15. The ultrasound device of claim 14, wherein the three-dimensional interconnection mechanism comprises wire bonding.

16. The ultrasound device of claim 14 or 15, wherein the three-dimensional interconnect mechanism comprises a Through Silicon Via (TSV) through an entire thickness of the ASIC in the transducer chip.

17. The ultrasound device of any one of the preceding claims, wherein the control unit has a three-dimensional interconnect mechanism coupling the control unit to the circuit substrate.

18. The ultrasound device of any one of the preceding claims, wherein the control unit is coupled to the circuit substrate.

19. The ultrasound device of any one of the preceding claims, wherein the control unit is coupled to a PCB separate from the circuit substrate.

20. The ultrasound device of any one of the preceding claims, wherein the control unit utilizes timing control to coordinate independent and synchronized operation of the plurality of transducer chips.

21. The ultrasound device of any preceding claim, wherein the device assembly comprises a two-dimensional configuration using TSVs.

22. The ultrasound device of claim 22, wherein the lens height is at most 200 μιη above the MEMS surface through the TSV implementation.

23. The ultrasound device of claim 21 or 22, wherein the TSV has an inductance level of less than 10 pH.

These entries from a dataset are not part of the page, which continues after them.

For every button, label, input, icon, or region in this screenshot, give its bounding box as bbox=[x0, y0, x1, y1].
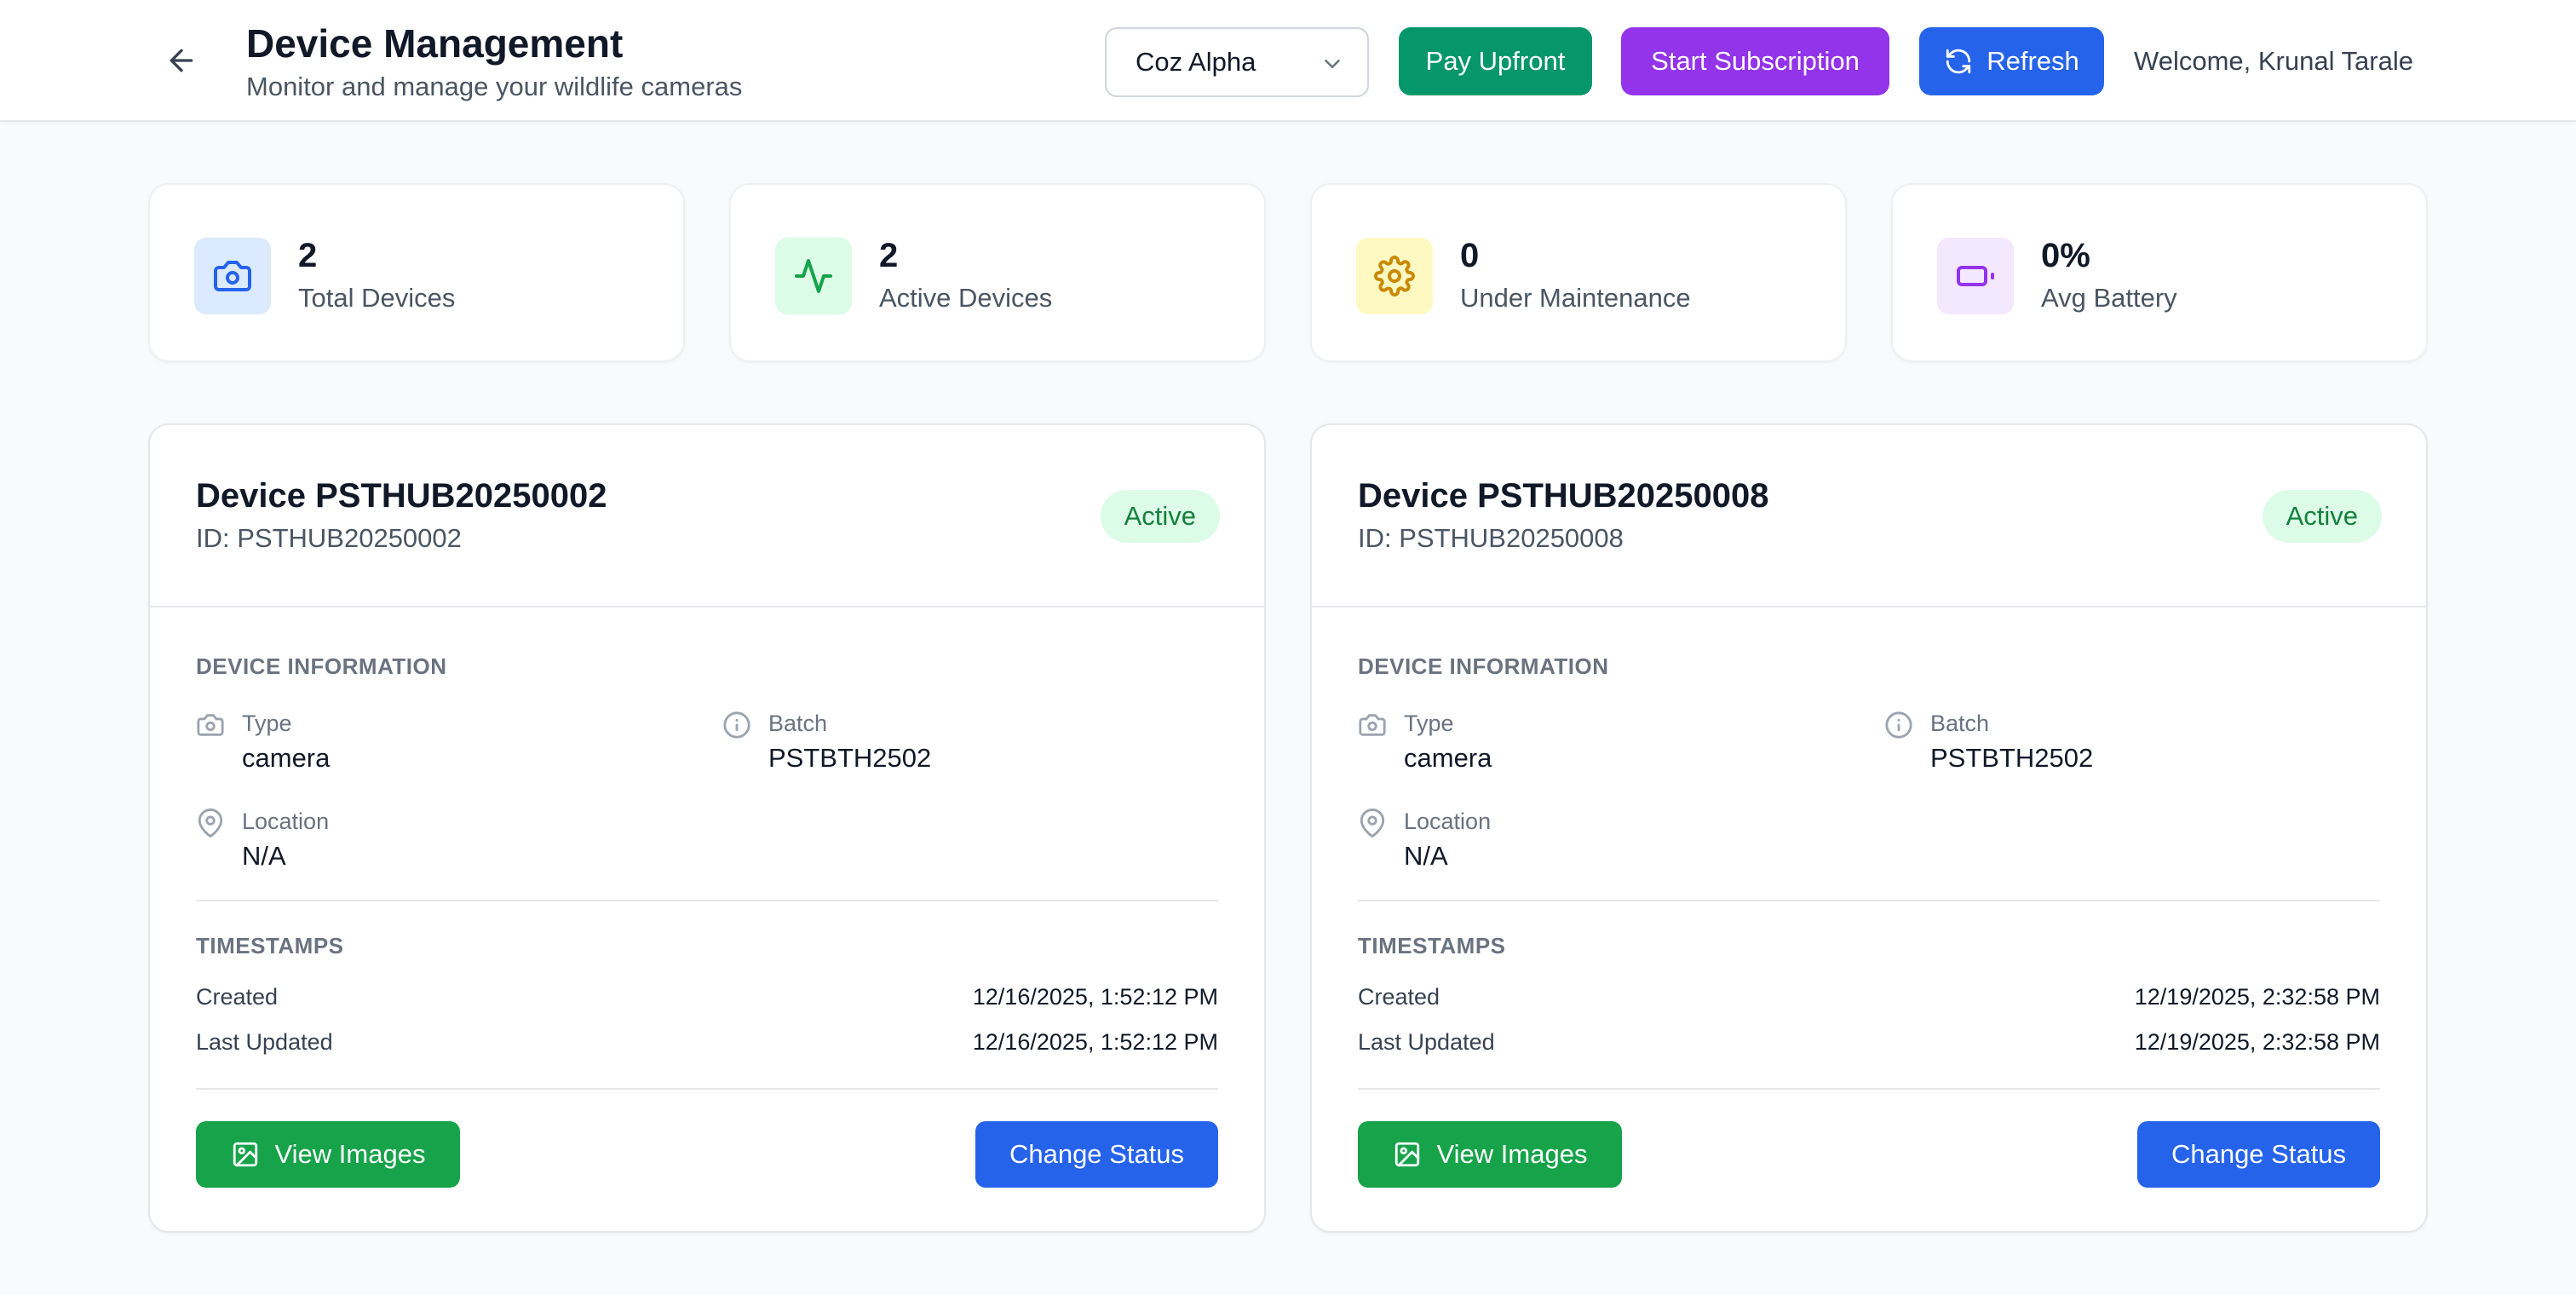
timestamps-heading: TIMESTAMPS bbox=[196, 933, 344, 958]
stat-label: Active Devices bbox=[879, 283, 1053, 313]
page-subtitle: Monitor and manage your wildlife cameras bbox=[246, 72, 743, 101]
status-badge: Active bbox=[1100, 490, 1220, 543]
device-batch-value: PSTBTH2502 bbox=[1930, 743, 2094, 773]
device-title: Device PSTHUB20250008 bbox=[1358, 477, 1769, 515]
camera-icon bbox=[1359, 714, 1386, 736]
image-icon bbox=[1394, 1142, 1419, 1167]
device-card-header: Device PSTHUB20250002 ID: PSTHUB20250002… bbox=[150, 425, 1264, 607]
stat-label: Under Maintenance bbox=[1460, 283, 1691, 313]
stat-value: 2 bbox=[879, 237, 899, 274]
device-type-value: camera bbox=[1404, 743, 1492, 773]
device-batch-label: Batch bbox=[1930, 711, 1990, 736]
organization-select-value: Coz Alpha bbox=[1136, 47, 1256, 77]
chevron-down-icon bbox=[1325, 60, 1340, 68]
gear-icon bbox=[1374, 256, 1415, 296]
device-information-heading: DEVICE INFORMATION bbox=[1358, 653, 1609, 679]
welcome-text: Welcome, Krunal Tarale bbox=[2134, 46, 2413, 76]
stat-card-active-devices: 2 Active Devices bbox=[729, 183, 1266, 362]
refresh-label: Refresh bbox=[1987, 46, 2079, 76]
device-type-value: camera bbox=[242, 743, 331, 773]
view-images-button[interactable]: View Images bbox=[196, 1121, 460, 1188]
camera-icon bbox=[197, 714, 224, 736]
change-status-label: Change Status bbox=[1009, 1139, 1185, 1169]
device-id: ID: PSTHUB20250008 bbox=[1358, 523, 1624, 553]
device-information-heading: DEVICE INFORMATION bbox=[196, 653, 447, 679]
view-images-label: View Images bbox=[1436, 1139, 1588, 1169]
organization-select[interactable]: Coz Alpha bbox=[1105, 27, 1369, 97]
stat-icon-box bbox=[1356, 238, 1433, 314]
device-batch-value: PSTBTH2502 bbox=[768, 743, 932, 773]
stat-card-under-maintenance: 0 Under Maintenance bbox=[1310, 183, 1847, 362]
device-type-label: Type bbox=[242, 711, 292, 736]
device-card: Device PSTHUB20250002 ID: PSTHUB20250002… bbox=[148, 423, 1266, 1233]
back-button[interactable] bbox=[162, 41, 201, 80]
image-icon bbox=[233, 1142, 257, 1167]
device-id: ID: PSTHUB20250002 bbox=[196, 523, 462, 553]
created-label: Created bbox=[1358, 984, 1440, 1010]
view-images-label: View Images bbox=[274, 1139, 426, 1169]
last-updated-value: 12/19/2025, 2:32:58 PM bbox=[2134, 1029, 2380, 1055]
map-pin-icon bbox=[1360, 809, 1385, 837]
camera-icon bbox=[214, 261, 251, 291]
stat-card-avg-battery: 0% Avg Battery bbox=[1891, 183, 2428, 362]
divider bbox=[1358, 900, 2380, 901]
stat-label: Total Devices bbox=[298, 283, 456, 313]
info-icon bbox=[723, 711, 750, 739]
last-updated-label: Last Updated bbox=[196, 1029, 333, 1055]
divider bbox=[1358, 1088, 2380, 1090]
created-value: 12/19/2025, 2:32:58 PM bbox=[2134, 984, 2380, 1010]
stat-label: Avg Battery bbox=[2041, 283, 2177, 313]
refresh-button[interactable]: Refresh bbox=[1919, 27, 2104, 95]
battery-icon bbox=[1957, 266, 1994, 286]
device-management-page: Device Management Monitor and manage you… bbox=[0, 0, 2576, 1295]
map-pin-icon bbox=[198, 809, 223, 837]
device-card: Device PSTHUB20250008 ID: PSTHUB20250008… bbox=[1310, 423, 2428, 1233]
device-location-label: Location bbox=[242, 809, 330, 834]
device-title: Device PSTHUB20250002 bbox=[196, 477, 607, 515]
device-location-value: N/A bbox=[242, 841, 286, 871]
stat-value: 2 bbox=[298, 237, 318, 274]
refresh-icon bbox=[1946, 49, 1971, 74]
divider bbox=[196, 1088, 1218, 1090]
pay-upfront-label: Pay Upfront bbox=[1425, 46, 1566, 76]
change-status-button[interactable]: Change Status bbox=[975, 1121, 1218, 1188]
stat-value: 0 bbox=[1460, 237, 1480, 274]
view-images-button[interactable]: View Images bbox=[1358, 1121, 1622, 1188]
last-updated-label: Last Updated bbox=[1358, 1029, 1495, 1055]
title-block: Device Management Monitor and manage you… bbox=[246, 19, 742, 106]
created-label: Created bbox=[196, 984, 279, 1010]
pay-upfront-button[interactable]: Pay Upfront bbox=[1399, 27, 1592, 95]
device-location-label: Location bbox=[1404, 809, 1492, 834]
stat-icon-box bbox=[1937, 238, 2014, 314]
start-subscription-label: Start Subscription bbox=[1651, 46, 1860, 76]
stat-icon-box bbox=[194, 238, 271, 314]
device-batch-label: Batch bbox=[768, 711, 828, 736]
page-title: Device Management bbox=[246, 21, 624, 66]
stat-icon-box bbox=[775, 238, 852, 314]
start-subscription-button[interactable]: Start Subscription bbox=[1621, 27, 1889, 95]
device-card-header: Device PSTHUB20250008 ID: PSTHUB20250008… bbox=[1312, 425, 2426, 607]
change-status-button[interactable]: Change Status bbox=[2137, 1121, 2380, 1188]
created-value: 12/16/2025, 1:52:12 PM bbox=[972, 984, 1218, 1010]
stat-card-total-devices: 2 Total Devices bbox=[148, 183, 685, 362]
last-updated-value: 12/16/2025, 1:52:12 PM bbox=[972, 1029, 1218, 1055]
arrow-left-icon bbox=[170, 49, 193, 72]
status-badge: Active bbox=[2262, 490, 2382, 543]
page-header: Device Management Monitor and manage you… bbox=[0, 0, 2576, 122]
stat-value: 0% bbox=[2041, 237, 2090, 274]
info-icon bbox=[1885, 711, 1912, 739]
timestamps-heading: TIMESTAMPS bbox=[1358, 933, 1506, 958]
device-type-label: Type bbox=[1404, 711, 1454, 736]
device-location-value: N/A bbox=[1404, 841, 1448, 871]
change-status-label: Change Status bbox=[2171, 1139, 2347, 1169]
activity-icon bbox=[795, 259, 832, 293]
divider bbox=[196, 900, 1218, 901]
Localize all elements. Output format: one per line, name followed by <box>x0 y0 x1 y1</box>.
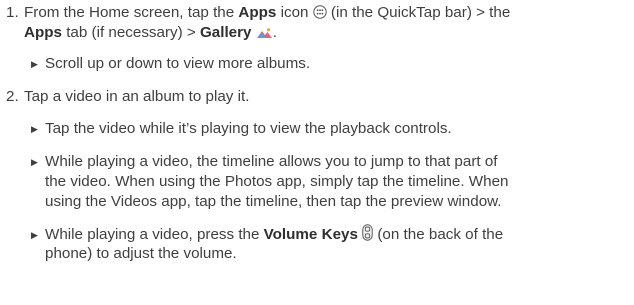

24. The ultrasound device of claims 21 to 23, wherein the TSV is a TSV-last assembly.

25. The ultrasound device of claim 24, wherein the TSV-last assembly has a diameter of at least 35 μιη.

26. The ultrasonic device of claims 24-25, wherein the TSV-last assembly has a bond pad size that is at least 20 μιη larger than the diameter.

27. The ultrasonic device of claims 24-26, wherein the TSV-last assembly has a pitch that is at least 15 μιη larger than the pad size.

28. The ultrasound device of claims 24 to 27, wherein the TSV-last assembly has a depth to diameter ratio of at most 3:1.

29. the ultrasonic device of claims 21-28, wherein the TSV is a TSV-mid assembly.

30. The ultrasonic device of claim 29, wherein the TSV-mid assembly has a diameter of at least 2 μιη.

31. The ultrasonic device of claim 29 or 30, wherein the TSV-mid assembly has a bond pad size that is at least 10 μιη larger than the diameter.

32. The ultrasonic device of claims 29-31, wherein the TSV-mid assembly has a pitch that is at least 20 μιη larger than the pad size.

33. The ultrasonic device of claims 29-32, wherein the TSV-mid assembly has a depth to diameter ratio of at most 10:1.

34. the ultrasound device of any one of the preceding claims, wherein one or more of the MEMS components comprises a piezoelectric micromachined ultrasound transducer (pMUT).

35. The ultrasound device of any one of the preceding claims, wherein one or more of the MEMS components comprises a capacitive micromachined ultrasound transducer (cMUT).

36. The ultrasound device of any of the preceding claims, wherein the operating wavelength of the MEMS components of the at least two transducer chips is in the range of 0.1mm to 3 mm.